Namun ada beberapa hal dalam dirinya yang menjadi misteri bagiku. Sasuke tidak pernah memberiku tugas yang memungkinkanku untuk masuk ke dalam ruang kerjanya. Dia hanya menghubungiku melalui telepon dalam kantor tanpa bertatap muka, termasuk saat aku memberitahukan perihal agenda kerjanya dan itu berlangsung melalui pesawat komunikasi. Dia terlalu jauh, sangat tertutup, ruang kerja seakan menjadi ruang lingkup pribadi baginya.

Seseorang mengetuk pintu ruanganku, dan Rin muncul di sana dengan senyuman konyolnya. "Hai, apakah aku mengganggumu? Ini sudah waktunya jam makan siang dan kupikir kau belum turun ke bawah, jadi... aku."

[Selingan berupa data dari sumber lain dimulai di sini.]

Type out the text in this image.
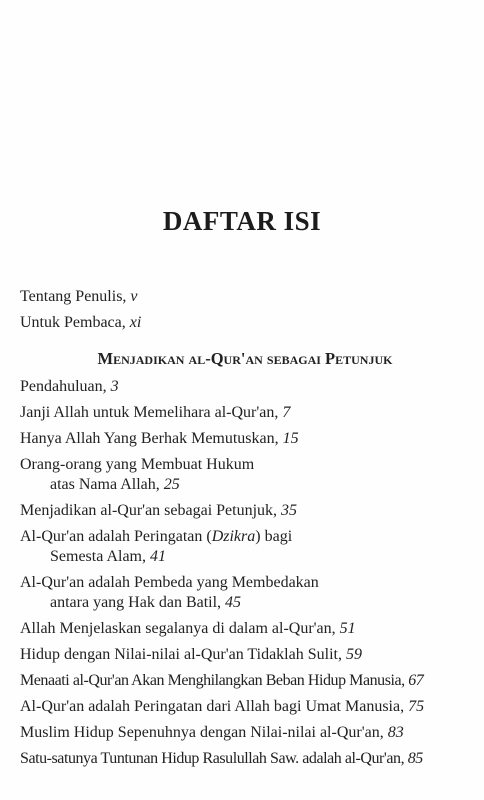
DAFTAR ISI

Tentang Penulis, v

Untuk Pembaca, xi

Menjadikan al-Qur'an sebagai Petunjuk

Pendahuluan, 3

Janji Allah untuk Memelihara al-Qur'an, 7

Hanya Allah Yang Berhak Memutuskan, 15

Orang-orang yang Membuat Hukum
atas Nama Allah, 25

Menjadikan al-Qur'an sebagai Petunjuk, 35

Al-Qur'an adalah Peringatan (Dzikra) bagi
Semesta Alam, 41

Al-Qur'an adalah Pembeda yang Membedakan
antara yang Hak dan Batil, 45

Allah Menjelaskan segalanya di dalam al-Qur'an, 51

Hidup dengan Nilai-nilai al-Qur'an Tidaklah Sulit, 59

Menaati al-Qur'an Akan Menghilangkan Beban Hidup Manusia, 67

Al-Qur'an adalah Peringatan dari Allah bagi Umat Manusia, 75

Muslim Hidup Sepenuhnya dengan Nilai-nilai al-Qur'an, 83

Satu-satunya Tuntunan Hidup Rasulullah Saw. adalah al-Qur'an, 85
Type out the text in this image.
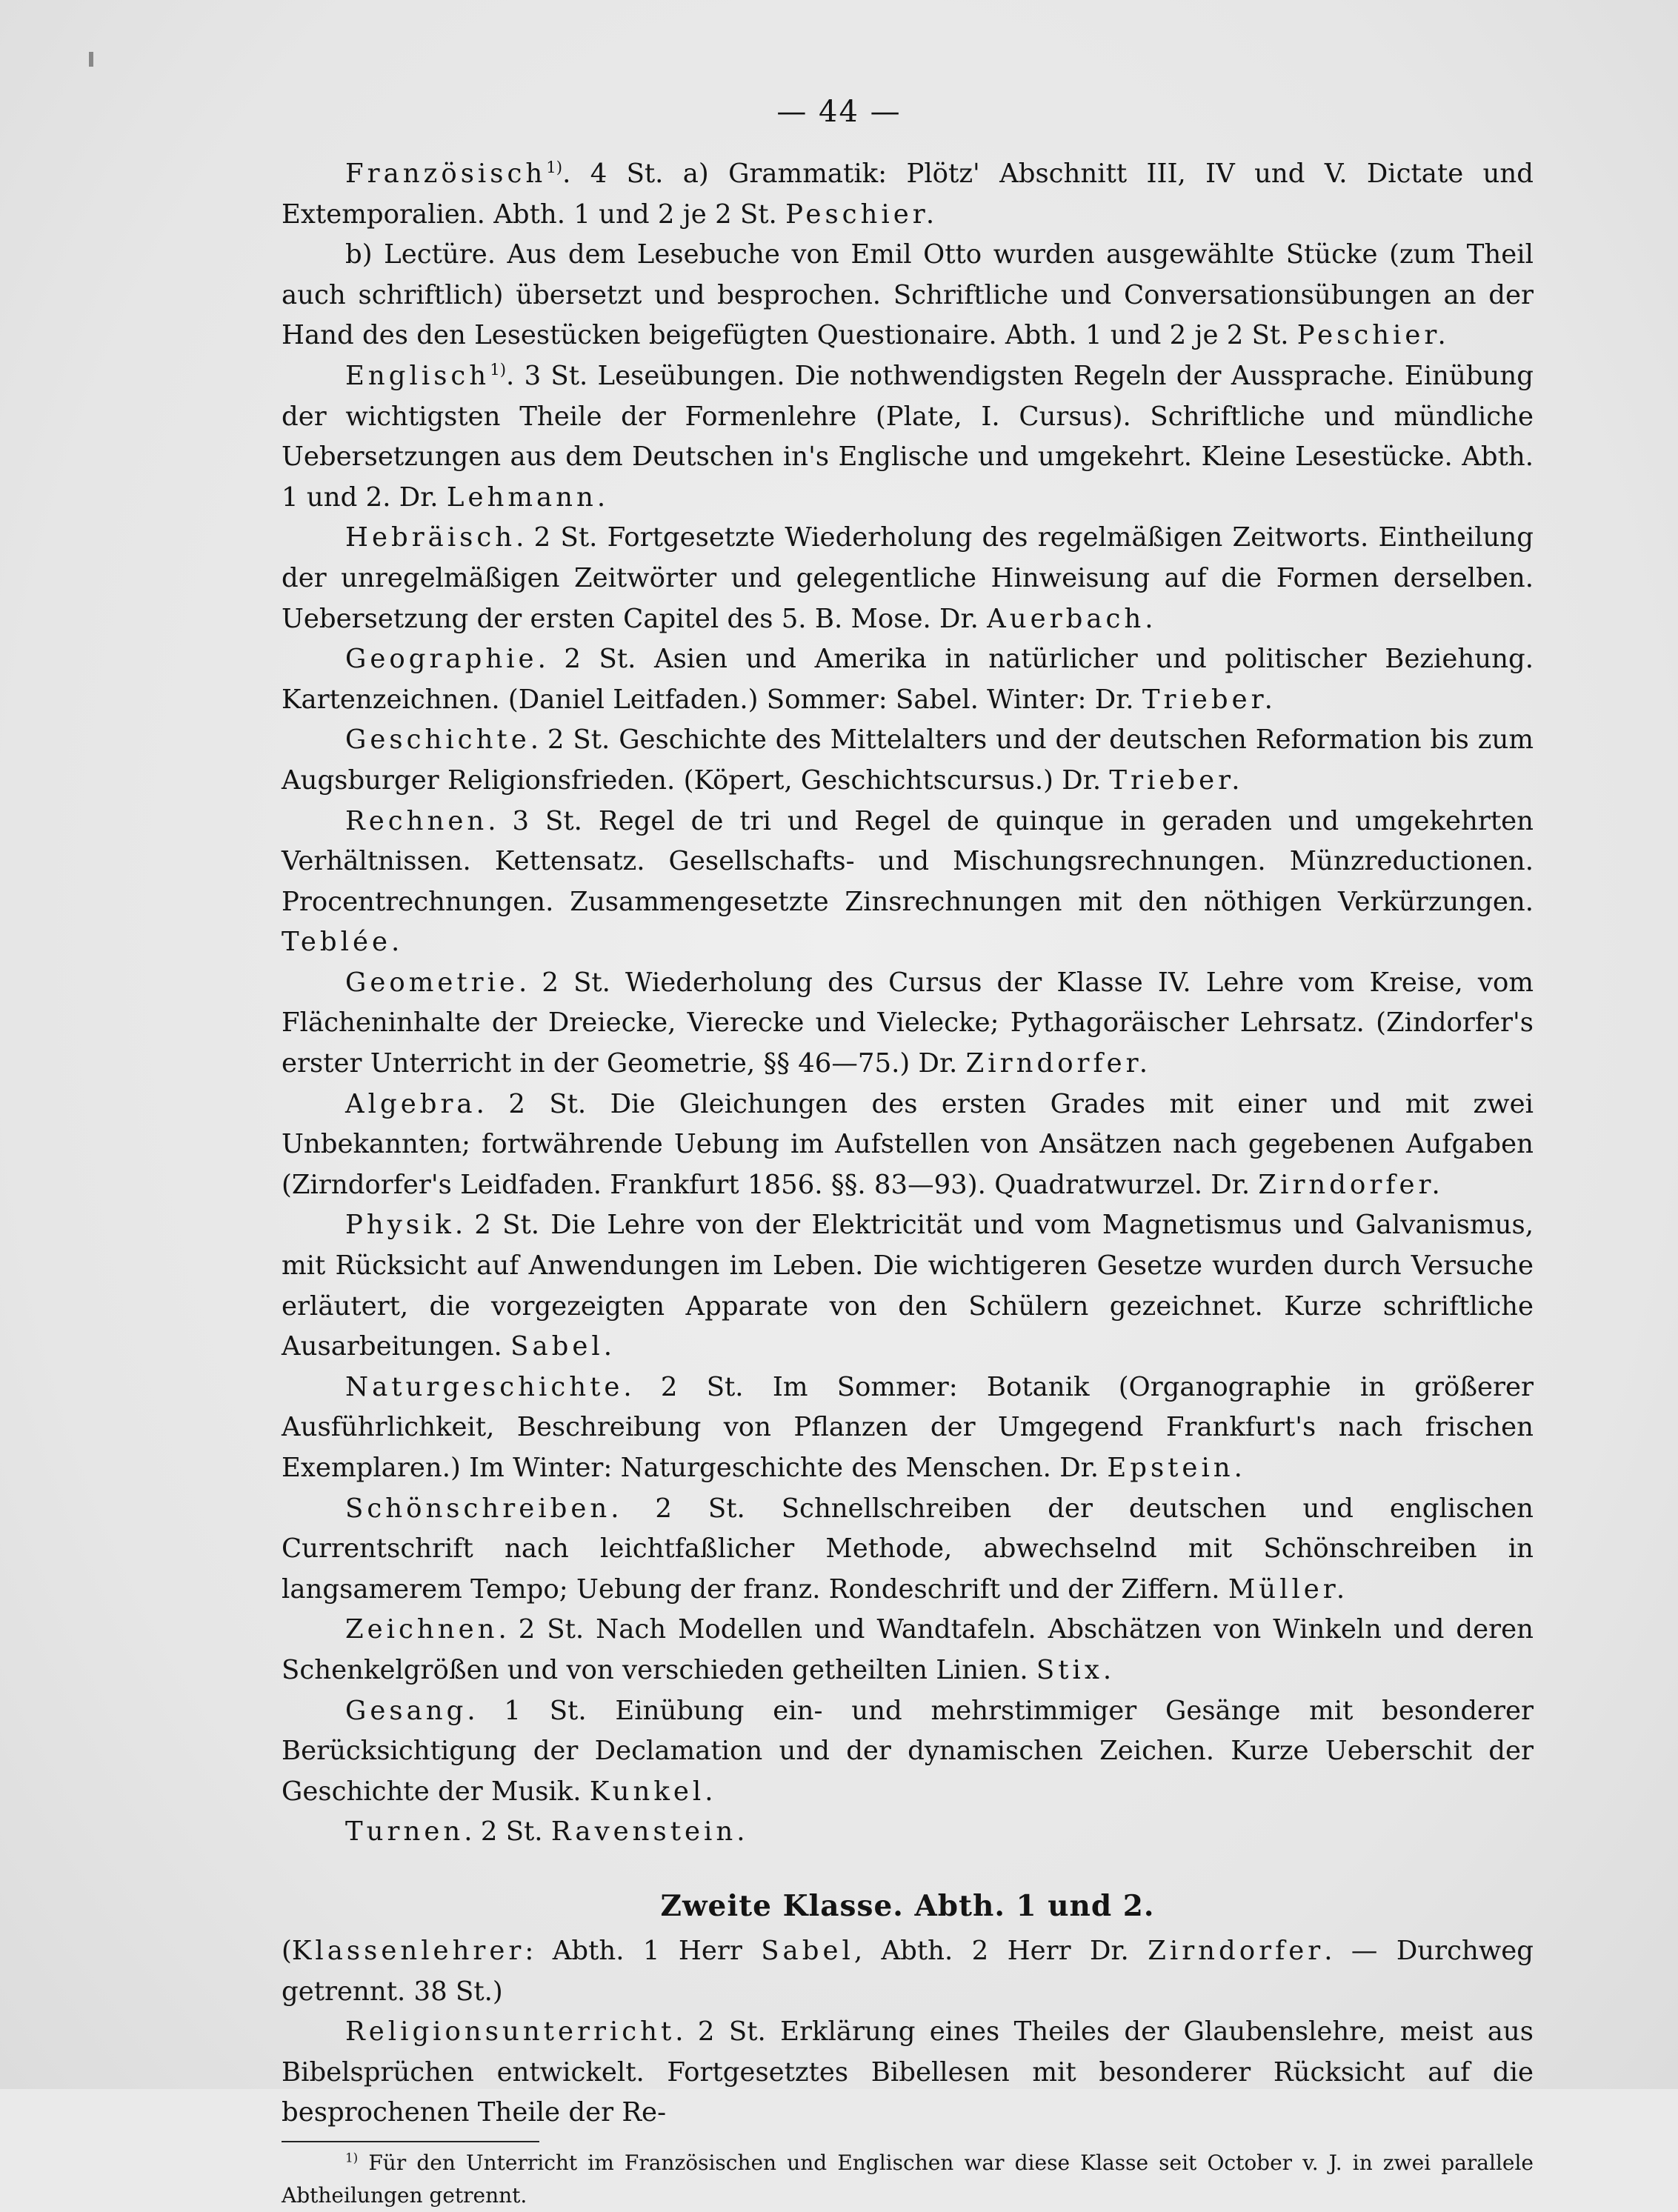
— 44 —

Französisch$^{1)}$. 4 St. a) Grammatik: Plötz' Abschnitt III, IV und V. Dictate und Extemporalien. Abth. 1 und 2 je 2 St. Peschier.

b) Lectüre. Aus dem Lesebuche von Emil Otto wurden ausgewählte Stücke (zum Theil auch schriftlich) übersetzt und besprochen. Schriftliche und Conversationsübungen an der Hand des den Lesestücken beigefügten Questionaire. Abth. 1 und 2 je 2 St. Peschier.

Englisch$^{1)}$. 3 St. Leseübungen. Die nothwendigsten Regeln der Aussprache. Einübung der wichtigsten Theile der Formenlehre (Plate, I. Cursus). Schriftliche und mündliche Uebersetzungen aus dem Deutschen in's Englische und umgekehrt. Kleine Lesestücke. Abth. 1 und 2. Dr. Lehmann.

Hebräisch. 2 St. Fortgesetzte Wiederholung des regelmäßigen Zeitworts. Eintheilung der unregelmäßigen Zeitwörter und gelegentliche Hinweisung auf die Formen derselben. Uebersetzung der ersten Capitel des 5. B. Mose. Dr. Auerbach.

Geographie. 2 St. Asien und Amerika in natürlicher und politischer Beziehung. Kartenzeichnen. (Daniel Leitfaden.) Sommer: Sabel. Winter: Dr. Trieber.

Geschichte. 2 St. Geschichte des Mittelalters und der deutschen Reformation bis zum Augsburger Religionsfrieden. (Köpert, Geschichtscursus.) Dr. Trieber.

Rechnen. 3 St. Regel de tri und Regel de quinque in geraden und umgekehrten Verhältnissen. Kettensatz. Gesellschafts- und Mischungsrechnungen. Münzreductionen. Procentrechnungen. Zusammengesetzte Zinsrechnungen mit den nöthigen Verkürzungen. Teblée.

Geometrie. 2 St. Wiederholung des Cursus der Klasse IV. Lehre vom Kreise, vom Flächeninhalte der Dreiecke, Vierecke und Vielecke; Pythagoräischer Lehrsatz. (Zindorfer's erster Unterricht in der Geometrie, §§ 46—75.) Dr. Zirndorfer.

Algebra. 2 St. Die Gleichungen des ersten Grades mit einer und mit zwei Unbekannten; fortwährende Uebung im Aufstellen von Ansätzen nach gegebenen Aufgaben (Zirndorfer's Leidfaden. Frankfurt 1856. §§. 83—93). Quadratwurzel. Dr. Zirndorfer.

Physik. 2 St. Die Lehre von der Elektricität und vom Magnetismus und Galvanismus, mit Rücksicht auf Anwendungen im Leben. Die wichtigeren Gesetze wurden durch Versuche erläutert, die vorgezeigten Apparate von den Schülern gezeichnet. Kurze schriftliche Ausarbeitungen. Sabel.

Naturgeschichte. 2 St. Im Sommer: Botanik (Organographie in größerer Ausführlichkeit, Beschreibung von Pflanzen der Umgegend Frankfurt's nach frischen Exemplaren.) Im Winter: Naturgeschichte des Menschen. Dr. Epstein.

Schönschreiben. 2 St. Schnellschreiben der deutschen und englischen Currentschrift nach leichtfaßlicher Methode, abwechselnd mit Schönschreiben in langsamerem Tempo; Uebung der franz. Rondeschrift und der Ziffern. Müller.

Zeichnen. 2 St. Nach Modellen und Wandtafeln. Abschätzen von Winkeln und deren Schenkelgrößen und von verschieden getheilten Linien. Stix.

Gesang. 1 St. Einübung ein- und mehrstimmiger Gesänge mit besonderer Berücksichtigung der Declamation und der dynamischen Zeichen. Kurze Ueberschit der Geschichte der Musik. Kunkel.

Turnen. 2 St. Ravenstein.

Zweite Klasse. Abth. 1 und 2.

(Klassenlehrer: Abth. 1 Herr Sabel, Abth. 2 Herr Dr. Zirndorfer. — Durchweg getrennt. 38 St.)

Religionsunterricht. 2 St. Erklärung eines Theiles der Glaubenslehre, meist aus Bibelsprüchen entwickelt. Fortgesetztes Bibellesen mit besonderer Rücksicht auf die besprochenen Theile der Re-

$^{1)}$ Für den Unterricht im Französischen und Englischen war diese Klasse seit October v. J. in zwei parallele Abtheilungen getrennt.
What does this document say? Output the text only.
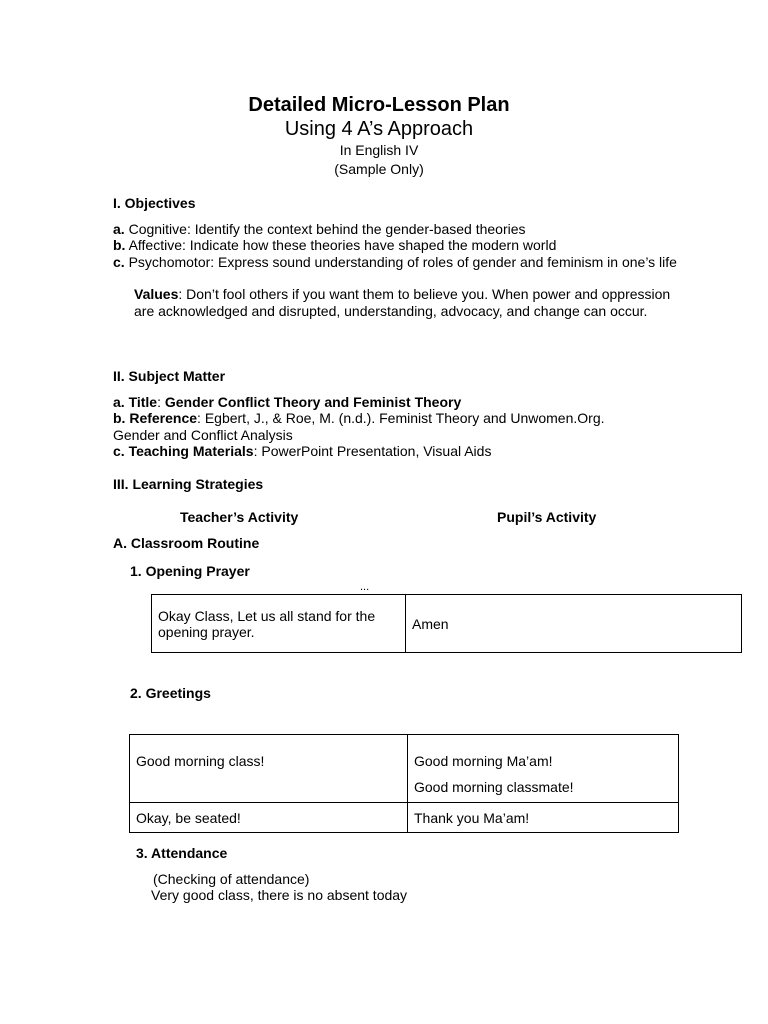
Detailed Micro-Lesson Plan
Using 4 A’s Approach
In English IV
(Sample Only)
I. Objectives
a. Cognitive: Identify the context behind the gender-based theories
b. Affective: Indicate how these theories have shaped the modern world
c. Psychomotor: Express sound understanding of roles of gender and feminism in one’s life
Values: Don’t fool others if you want them to believe you. When power and oppression
are acknowledged and disrupted, understanding, advocacy, and change can occur.
II. Subject Matter
a. Title: Gender Conflict Theory and Feminist Theory
b. Reference: Egbert, J., & Roe, M. (n.d.). Feminist Theory and Unwomen.Org.
Gender and Conflict Analysis
c. Teaching Materials: PowerPoint Presentation, Visual Aids
III. Learning Strategies
Teacher’s Activity	Pupil’s Activity
A. Classroom Routine
1. Opening Prayer
...

Okay Class, Let us all stand for the

opening prayer.	Amen
2. Greetings
Good morning class!	Good morning Ma’am!
Good morning classmate!

Okay, be seated!	Thank you Ma’am!
3. Attendance
(Checking of attendance)
Very good class, there is no absent today
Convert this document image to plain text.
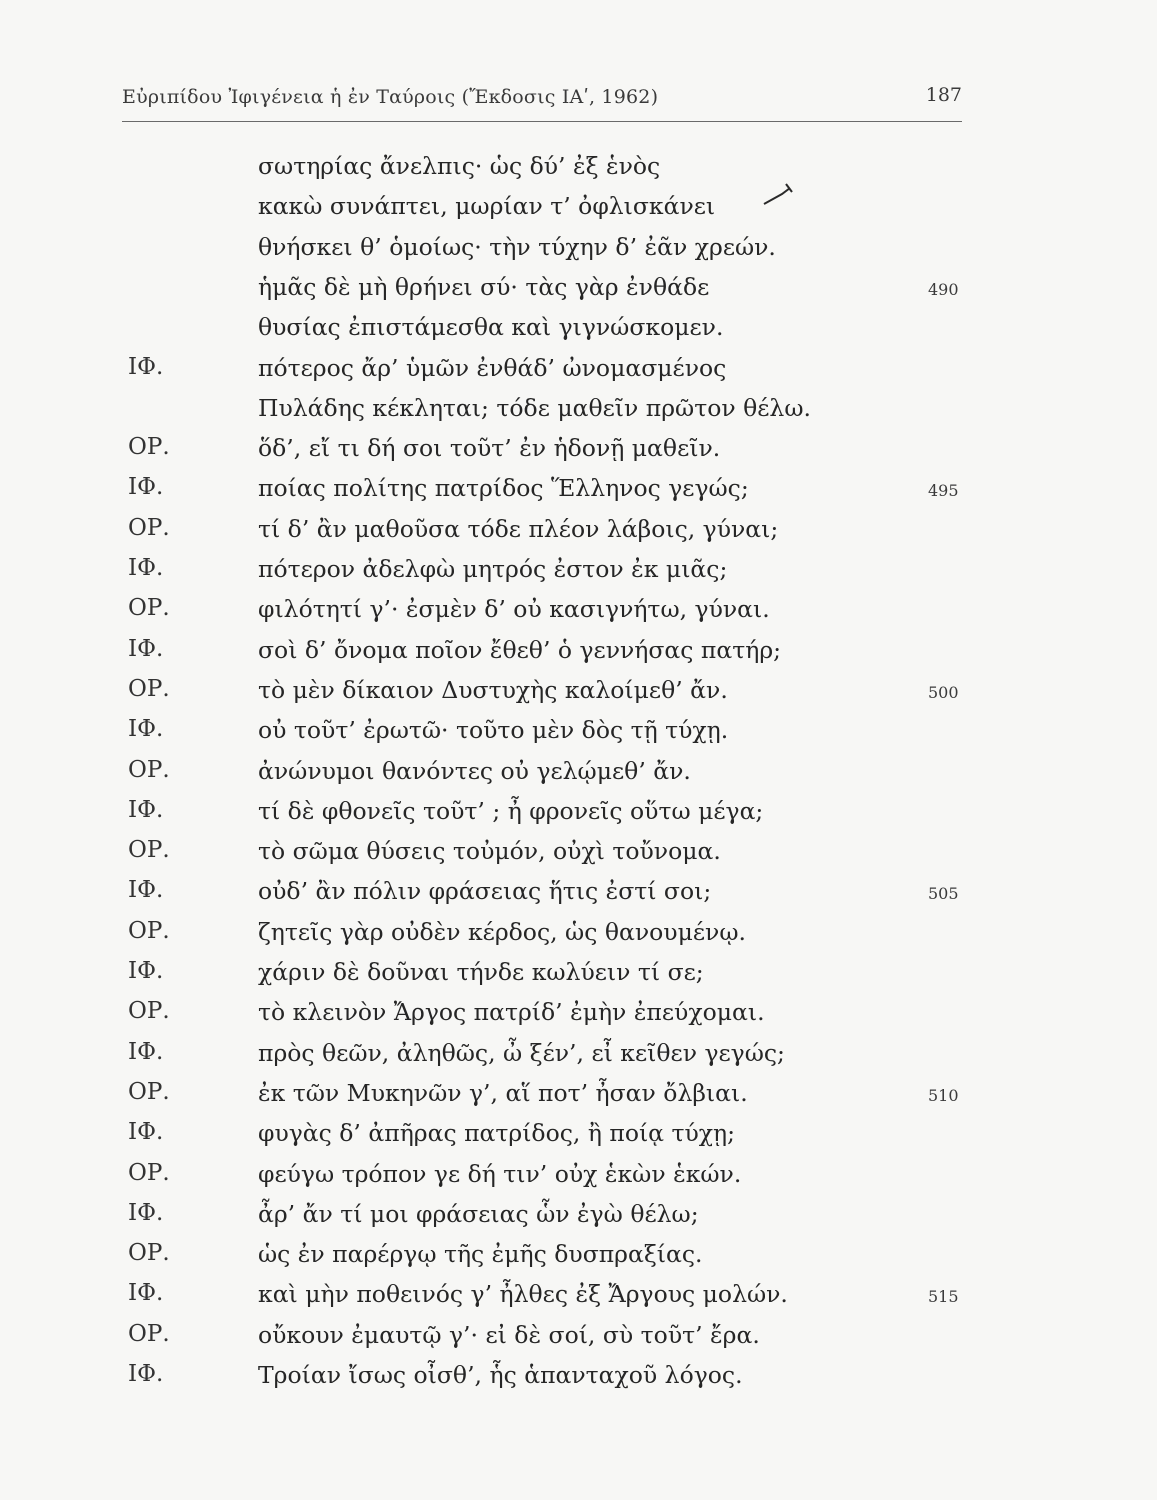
Εὐριπίδου Ἰφιγένεια ἡ ἐν Ταύροις (Ἔκδοσις ΙΑʹ, 1962)	187
σωτηρίας ἄνελπις· ὡς δύ’ ἐξ ἑνὸς
κακὼ συνάπτει, μωρίαν τ’ ὀφλισκάνει
θνήσκει θ’ ὁμοίως· τὴν τύχην δ’ ἐᾶν χρεών.
ἡμᾶς δὲ μὴ θρήνει σύ· τὰς γὰρ ἐνθάδε	490
θυσίας ἐπιστάμεσθα καὶ γιγνώσκομεν.
ΙΦ.	πότερος ἄρ’ ὑμῶν ἐνθάδ’ ὠνομασμένος
Πυλάδης κέκληται; τόδε μαθεῖν πρῶτον θέλω.
ΟΡ.	ὅδ’, εἴ τι δή σοι τοῦτ’ ἐν ἡδονῇ μαθεῖν.
ΙΦ.	ποίας πολίτης πατρίδος Ἕλληνος γεγώς;	495
ΟΡ.	τί δ’ ἂν μαθοῦσα τόδε πλέον λάβοις, γύναι;
ΙΦ.	πότερον ἀδελφὼ μητρός ἐστον ἐκ μιᾶς;
ΟΡ.	φιλότητί γ’· ἐσμὲν δ’ οὐ κασιγνήτω, γύναι.
ΙΦ.	σοὶ δ’ ὄνομα ποῖον ἔθεθ’ ὁ γεννήσας πατήρ;
ΟΡ.	τὸ μὲν δίκαιον Δυστυχὴς καλοίμεθ’ ἄν.	500
ΙΦ.	οὐ τοῦτ’ ἐρωτῶ· τοῦτο μὲν δὸς τῇ τύχῃ.
ΟΡ.	ἀνώνυμοι θανόντες οὐ γελῴμεθ’ ἄν.
ΙΦ.	τί δὲ φθονεῖς τοῦτ’ ; ἦ φρονεῖς οὕτω μέγα;
ΟΡ.	τὸ σῶμα θύσεις τοὐμόν, οὐχὶ τοὔνομα.
ΙΦ.	οὐδ’ ἂν πόλιν φράσειας ἥτις ἐστί σοι;	505
ΟΡ.	ζητεῖς γὰρ οὐδὲν κέρδος, ὡς θανουμένῳ.
ΙΦ.	χάριν δὲ δοῦναι τήνδε κωλύειν τί σε;
ΟΡ.	τὸ κλεινὸν Ἄργος πατρίδ’ ἐμὴν ἐπεύχομαι.
ΙΦ.	πρὸς θεῶν, ἀληθῶς, ὦ ξέν’, εἶ κεῖθεν γεγώς;
ΟΡ.	ἐκ τῶν Μυκηνῶν γ’, αἵ ποτ’ ἦσαν ὄλβιαι.	510
ΙΦ.	φυγὰς δ’ ἀπῆρας πατρίδος, ἢ ποίᾳ τύχῃ;
ΟΡ.	φεύγω τρόπον γε δή τιν’ οὐχ ἑκὼν ἑκών.
ΙΦ.	ἆρ’ ἄν τί μοι φράσειας ὧν ἐγὼ θέλω;
ΟΡ.	ὡς ἐν παρέργῳ τῆς ἐμῆς δυσπραξίας.
ΙΦ.	καὶ μὴν ποθεινός γ’ ἦλθες ἐξ Ἄργους μολών.	515
ΟΡ.	οὔκουν ἐμαυτῷ γ’· εἰ δὲ σοί, σὺ τοῦτ’ ἔρα.
ΙΦ.	Τροίαν ἴσως οἶσθ’, ἧς ἁπανταχοῦ λόγος.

Aku tersenyum, berdiri dari kursiku setelah mematikan komputer dan merapikan kumpulan surat masuk di atas meja. "Tapi ruanganmu terdapat pada dua lantai di bawahku. Terimakasih, aku sangat senang kau kemari hanya untuk mengingatkanku tentang jam makan siang." balasku, mengangkat dompet yang kubawa sejajar dengan bahu.

Rin tersipu, manis sekali. "Well, makan siang bersama? Apakah itu terdengar buruk?"

"Apa aku punya alasan untuk menolak?" Aku tertawa saat Rin ikut tertawa mendengar jawabanku. Kami melangkah menuju lift saat aku sudah memastikan bahwa pintu ruanganku tertutup sempurna. Rin beberapa sentimeter di atasku dengan heels-nya yang mengetuk lantai setiap kali kami melangkah. Dia teman bicara yang menyenangkan, meski kami baru saja mengalami satu kali pertemuan, dan itupun berlangsung secara mendadak.

"Apa kau tahu menu udang bumbu manis di kantin kantor? Itu enak! Kau harus mencobanya, aku yakin kau akan sangat menyukainya."

Aku menggeleng dengan tidak enak. "Aku alergi udang, kurasa aku tidak akan pernah bisa mencicipinya."

"Oh astaga maafkan aku," Ekspresi wajah bersemangat Rin tergantikan oleh ekspresi sedih yang tidak dibuat-buat. "Baiklah, mungkin udang bisa kita lewati. Ada banyak menu di sana yang bisa kita makan, seperti daging atau salad."

Wajahku menghangat, merasakan sikap Rin yang memancarkan aura persahabatan yang begitu kental, membuatku nyaman pada orang baru. Aku mendengus menahan geli, kemudian mengangguk menyetujui apa yang dia ucapkan. "Aku baru pertama kali ke kantin, apa di sana ramai?"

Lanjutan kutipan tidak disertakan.